Some initial impressions:

  • The course is a serious time commitment. Per week, it’s 2 hours of lecture + 2 hours for exercises + 4-12 hours for the programming assignment. I’ve chosen to skip the “interview questions” supplementary material.
  • Assignment grading is, thus far, very rigorous. Submitted source code is analyzed and run through a battery of tests measuring not only correctness, but code cleanliness, run times, and memory use, and scored accordingly.
  • The ability to submit exercises and assignments as many times as you like in order to improve your grade score is a fantastic feature. (I don’t know if all Coursera courses work this way.) It means you can really learn from your mistakes by correcting them; also, it gives you the chance to try out alternative solutions. This is WAY better than the traditional one-shot-only model of graded assignments, which is terrible for actual learning.
  • Basing the course on a published textbook (which is optional) is extremely helpful. There’s material covered more deeply in the text than in the lectures, but the lectures also address some aspects of topics and problems not covered in the book. This makes for a strong complementary relationship between the two; it doesn’t feel like the lectures are simply repeating the textbook.
  • You’re firmly expected to have some basic programming skills and a bit of math as a prerequisite. I like that the lectures keep the focus on the topics at hand, and don’t try to make the course all things to all people. If students need to “catch up” because they’re new to Java or their math is rusty, they use the discussion forums to do so.
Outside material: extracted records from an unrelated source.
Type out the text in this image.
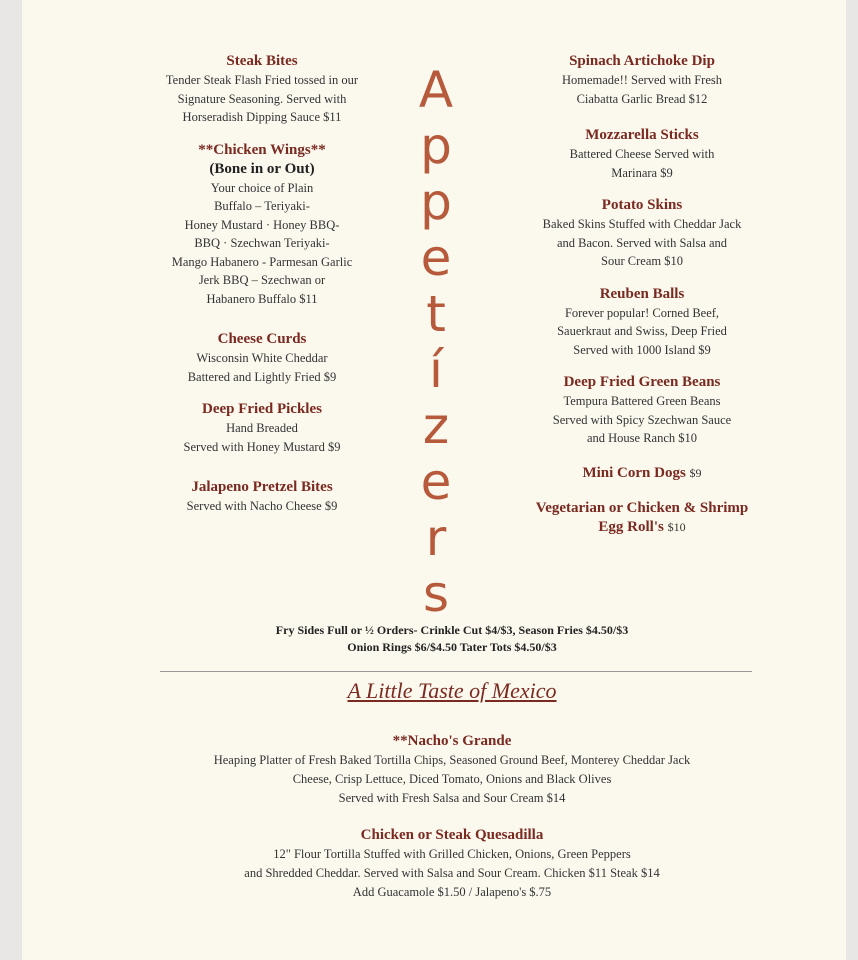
Steak Bites
Tender Steak Flash Fried tossed in our
Signature Seasoning. Served with
Horseradish Dipping Sauce $11
**Chicken Wings**
(Bone in or Out)
Your choice of Plain
Buffalo – Teriyaki-
Honey Mustard · Honey BBQ-
BBQ · Szechwan Teriyaki-
Mango Habanero - Parmesan Garlic
Jerk BBQ – Szechwan or
Habanero Buffalo $11
Cheese Curds
Wisconsin White Cheddar
Battered and Lightly Fried $9
Deep Fried Pickles
Hand Breaded
Served with Honey Mustard $9
Jalapeno Pretzel Bites
Served with Nacho Cheese $9
A
p
p
e
t
í
z
e
r
s
Spinach Artichoke Dip
Homemade!! Served with Fresh
Ciabatta Garlic Bread $12
Mozzarella Sticks
Battered Cheese Served with
Marinara $9
Potato Skins
Baked Skins Stuffed with Cheddar Jack
and Bacon. Served with Salsa and
Sour Cream $10
Reuben Balls
Forever popular! Corned Beef,
Sauerkraut and Swiss, Deep Fried
Served with 1000 Island $9
Deep Fried Green Beans
Tempura Battered Green Beans
Served with Spicy Szechwan Sauce
and House Ranch $10
Mini Corn Dogs $9
Vegetarian or Chicken & Shrimp
Egg Roll's $10
Fry Sides Full or ½ Orders- Crinkle Cut $4/$3, Season Fries $4.50/$3
Onion Rings $6/$4.50 Tater Tots $4.50/$3
A Little Taste of Mexico
**Nacho's Grande
Heaping Platter of Fresh Baked Tortilla Chips, Seasoned Ground Beef, Monterey Cheddar Jack
Cheese, Crisp Lettuce, Diced Tomato, Onions and Black Olives
Served with Fresh Salsa and Sour Cream $14
Chicken or Steak Quesadilla
12" Flour Tortilla Stuffed with Grilled Chicken, Onions, Green Peppers
and Shredded Cheddar. Served with Salsa and Sour Cream. Chicken $11 Steak $14
Add Guacamole $1.50 / Jalapeno's $.75
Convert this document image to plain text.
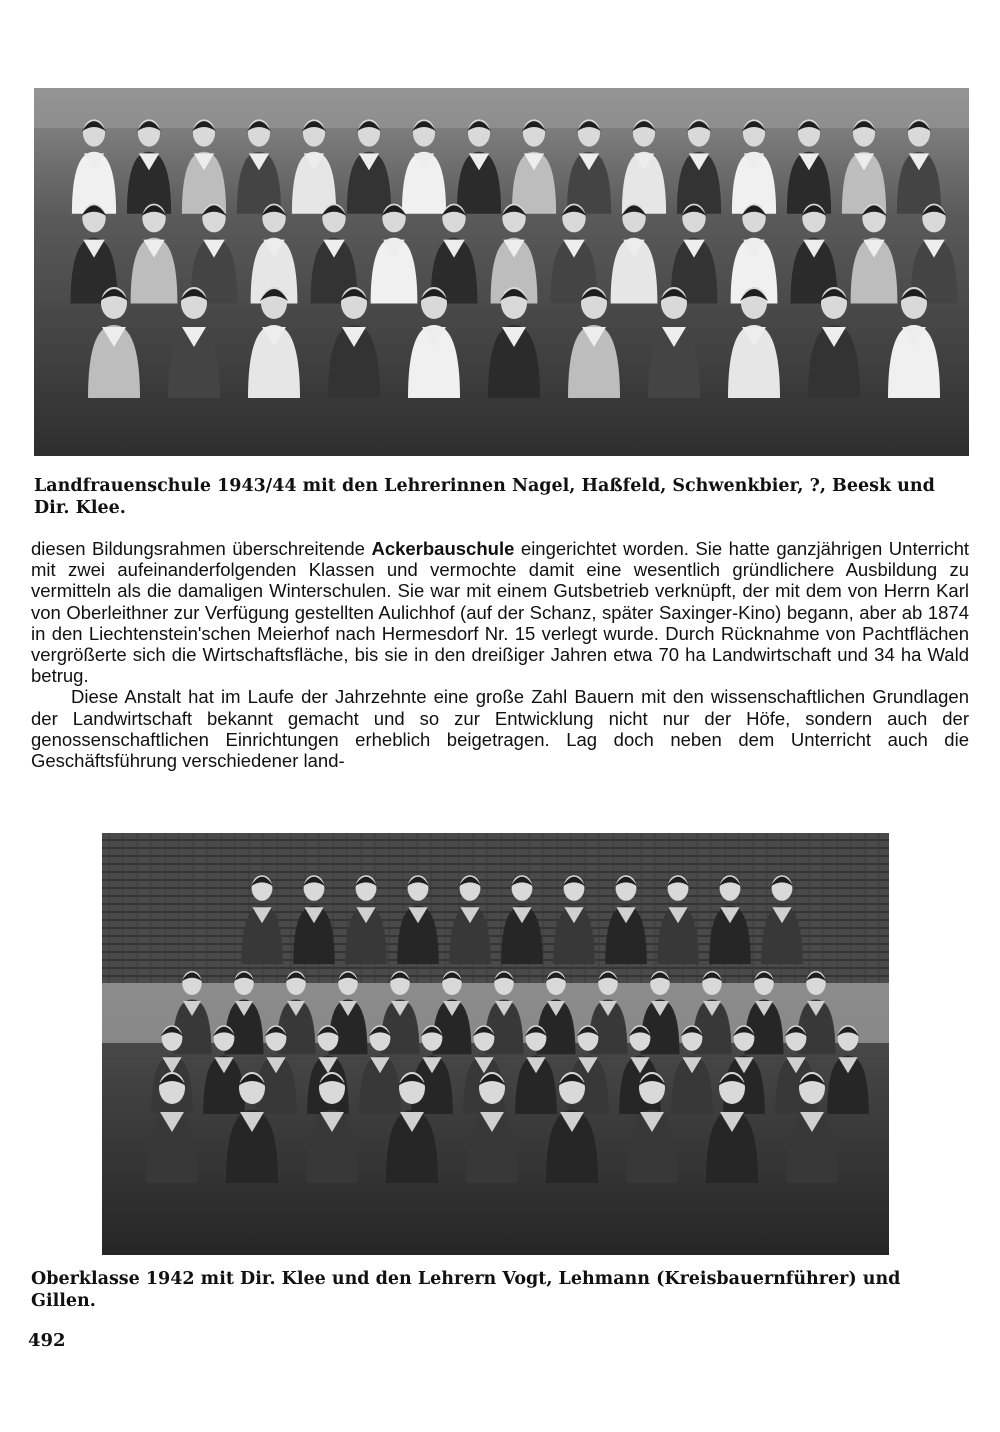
Landfrauenschule 1943/44 mit den Lehrerinnen Nagel, Haßfeld, Schwenkbier, ?, Beesk und Dir. Klee.

diesen Bildungsrahmen überschreitende Ackerbauschule eingerichtet worden. Sie hatte ganzjährigen Unterricht mit zwei aufeinanderfolgenden Klassen und vermochte damit eine wesentlich gründlichere Ausbildung zu vermitteln als die damaligen Winterschulen. Sie war mit einem Gutsbetrieb verknüpft, der mit dem von Herrn Karl von Oberleithner zur Verfügung gestellten Aulichhof (auf der Schanz, später Saxinger-Kino) begann, aber ab 1874 in den Liechtenstein'schen Meierhof nach Hermesdorf Nr. 15 verlegt wurde. Durch Rücknahme von Pachtflächen vergrößerte sich die Wirtschaftsfläche, bis sie in den dreißiger Jahren etwa 70 ha Landwirtschaft und 34 ha Wald betrug.

Diese Anstalt hat im Laufe der Jahrzehnte eine große Zahl Bauern mit den wissenschaftlichen Grundlagen der Landwirtschaft bekannt gemacht und so zur Entwicklung nicht nur der Höfe, sondern auch der genossenschaftlichen Einrichtungen erheblich beigetragen. Lag doch neben dem Unterricht auch die Geschäftsführung verschiedener land-

Oberklasse 1942 mit Dir. Klee und den Lehrern Vogt, Lehmann (Kreisbauernführer) und Gillen.

492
As for the actual material, I’ve already learned a lot so far:

  • I’ve gotten some exposure to formal methods for algorithm analysis. A week and a half obviously isn’t going to make anyone great at this, but at least I now have some approaches for thinking through correctness, run times, and memory use mathematically, whereas before, I would mostly work empirically.
  • I can better identify different orders of growth and some of the common code patterns that indicate them.
  • The first week’s case study of different algorithms for Union-Find was, for me, a thought-provoking exercise in what is possible with arrays vs trees in representing relationships among data. The programming assignment is so stringent that it’s difficult to satisfy all the run time and memory requirements for a perfect score. This has generated a lot of insightful discussion in the forums about optimization.

Algorithms really get at the essence of what programming is. Anyone who works as a programmer has to put into practice algorithmic thinking to some degree, even if they aren’t aware of it.

I plan to continue writing about this as a way to keep me accountable for completing the two-course sequence.